Some cemeteries are very difficult to see, even when you’re right there, looking right at them.
I once heard that the amount of burial sites discovered is merely a fraction of the real number. This was in reference to just Mennonite settlers, who frequently buried their dead at the back of their gardens. This must then be compounded ad infinitum when considering those who were here first (the Anishinaabe, I think). It’s likely that with every step we take, we trod upon those who have come before.
I directed Andrew to the spot which the Historical Atlas of the East Reserve says was once the village of Schoenweise.
“There’s nothing here,” he informed me. “We need to leave. This was a mistake.”
“No! Stop the car! It’s right here!” I declared, and launched myself out of the vehicle.
What did I see? A barely discernible bump on the side of a very long driveway.
I dropped to my knees and started pawing at an irregularity in the lawn.
Here lies Maria Funk, 1879-1910.
And a few yards away, Catharina Funk.
The benefit of the stones being set into the ground was that as I tried to brush away the accumulated grass, the dirt settled into the letters and I was able to easily read the inscriptions.
I think this was Maria’s mother, listed as Katharina Doerksen (her married name was Funk) in Grandma Online, living 1844-1915. However, on GOL it says she was born on February 20th, but there is a note at the bottom that says, “her n.s. birth date was 5 Mar 1844.” I don’t know what “n.s.” stands for… but at least it’s only a day off from what the gravestone says.

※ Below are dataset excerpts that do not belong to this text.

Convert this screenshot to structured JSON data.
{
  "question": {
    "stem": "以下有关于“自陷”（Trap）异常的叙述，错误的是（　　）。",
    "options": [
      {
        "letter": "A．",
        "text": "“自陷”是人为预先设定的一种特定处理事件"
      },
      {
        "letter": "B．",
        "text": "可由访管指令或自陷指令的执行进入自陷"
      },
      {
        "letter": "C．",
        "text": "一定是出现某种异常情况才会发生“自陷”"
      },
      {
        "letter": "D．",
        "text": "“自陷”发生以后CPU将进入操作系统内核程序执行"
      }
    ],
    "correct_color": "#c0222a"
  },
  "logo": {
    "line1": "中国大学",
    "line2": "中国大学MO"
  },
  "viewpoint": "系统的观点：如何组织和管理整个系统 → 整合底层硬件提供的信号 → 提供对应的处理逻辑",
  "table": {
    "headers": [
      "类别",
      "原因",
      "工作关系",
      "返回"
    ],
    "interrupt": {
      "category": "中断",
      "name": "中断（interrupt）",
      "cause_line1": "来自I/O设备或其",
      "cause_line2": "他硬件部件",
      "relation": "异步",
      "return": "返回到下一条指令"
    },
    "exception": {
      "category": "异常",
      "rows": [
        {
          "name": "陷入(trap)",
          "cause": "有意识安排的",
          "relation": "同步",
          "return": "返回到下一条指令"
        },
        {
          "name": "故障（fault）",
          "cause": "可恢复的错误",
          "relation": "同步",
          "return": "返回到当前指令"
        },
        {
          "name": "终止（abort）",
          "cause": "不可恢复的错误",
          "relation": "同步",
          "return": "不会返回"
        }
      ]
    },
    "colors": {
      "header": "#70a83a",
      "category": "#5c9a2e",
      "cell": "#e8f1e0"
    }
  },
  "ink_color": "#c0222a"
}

Anyway, so Maria was only 29 years old when she died in 1910. I wonder what her story was. She had not married, at least not according to Grandma Online. Her mother Catharina passed away 5 years later.
In reading the history of Schoenweise village ER, it seems the village was settled by Funks and Goertzens from the Bergthal Colony in 1874, but was largely abandoned by 1881 with the majority of the families moving to the West Reserve.
As I investigate the family on Grandma Online, I learn that Catharina and Johann Funk’s 18-month-old daughter Helena died at sea as they were in the process of immigrating to Canada in 1874. Ten years later, in 1884 they had another daughter named Helena, who lived to age 50.
Not much else seems to be known about this village. I wonder about the other bodies likely buried in this Funk family cemetery. Sometimes I maybe wonder too much, though.